Namun, Indonesia dalam upayanya mengembangkan produk dalam negeri, berusaha menciptakan ventilator yang bisa bertahan seumur hidup.
Paripurna berharap pemerintah bisa membantu UGM, dalam menciptakan alat-alat kesehatan dalam negeri, sehingga bisa bersaing dengan produk-produk impor. Hal ini berlaku juga bagi dunia bisnis secara umum.
"Saya berharap juga ada setiap kementerian menekan berbagai kepentingan, sehingga bisa bersama-sama melawan pandemi. Tidak bisa dipungkiri ego sektoral masih ada,"

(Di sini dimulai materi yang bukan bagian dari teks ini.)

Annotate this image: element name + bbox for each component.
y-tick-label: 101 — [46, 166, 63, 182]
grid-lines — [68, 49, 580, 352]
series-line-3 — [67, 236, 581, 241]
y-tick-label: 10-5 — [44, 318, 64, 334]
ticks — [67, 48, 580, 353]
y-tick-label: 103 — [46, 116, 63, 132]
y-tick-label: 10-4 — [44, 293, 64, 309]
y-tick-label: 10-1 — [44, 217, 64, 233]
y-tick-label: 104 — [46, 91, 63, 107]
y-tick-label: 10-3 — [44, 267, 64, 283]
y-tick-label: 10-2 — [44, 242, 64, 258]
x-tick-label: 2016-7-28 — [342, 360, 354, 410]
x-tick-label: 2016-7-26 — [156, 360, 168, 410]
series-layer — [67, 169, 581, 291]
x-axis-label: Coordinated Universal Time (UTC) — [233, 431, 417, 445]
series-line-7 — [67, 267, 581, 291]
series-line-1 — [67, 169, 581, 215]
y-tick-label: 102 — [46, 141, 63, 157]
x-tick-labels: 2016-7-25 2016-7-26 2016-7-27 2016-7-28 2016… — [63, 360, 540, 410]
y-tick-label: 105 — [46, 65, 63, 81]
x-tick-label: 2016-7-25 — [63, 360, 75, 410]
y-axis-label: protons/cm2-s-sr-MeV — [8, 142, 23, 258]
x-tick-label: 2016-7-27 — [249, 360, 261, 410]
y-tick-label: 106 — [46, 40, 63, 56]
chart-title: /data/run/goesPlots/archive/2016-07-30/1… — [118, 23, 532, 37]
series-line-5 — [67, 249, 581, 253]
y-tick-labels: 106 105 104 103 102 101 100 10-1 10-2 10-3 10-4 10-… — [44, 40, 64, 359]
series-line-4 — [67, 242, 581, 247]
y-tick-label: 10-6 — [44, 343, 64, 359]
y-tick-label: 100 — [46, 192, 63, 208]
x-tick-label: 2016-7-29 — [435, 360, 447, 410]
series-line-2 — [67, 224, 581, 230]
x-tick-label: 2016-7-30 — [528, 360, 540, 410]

"Kita perlu mengingat bahwa ada kepentingan bersama yang harus diwujudkan. Menjamin jalannya kegiatan perekonomian merupakan tujuan semua pihak,"tegasnya.
Bersamaan itu, hal yang tidak kalah penting adalah melakukan pendekatan yang tepat kepada masyarakat, agar mematuhi protokol kesehatan.
"Pendekatan dengan sanksi pidana memang tidak banyak menolong. Saya rasa pendekatan kearifan lokal, seperti melibatkan masyarakat menjadi bagian dari penyelesaian masalah di masa pandemi lebih tepat diterapkan,"
"Demikian juga dengan media, yang diharapkan bisa mewartakan hal-hal positif untuk membantu menangani Covid-19," tutur lulusan Universitas Groningen, Belanda ini.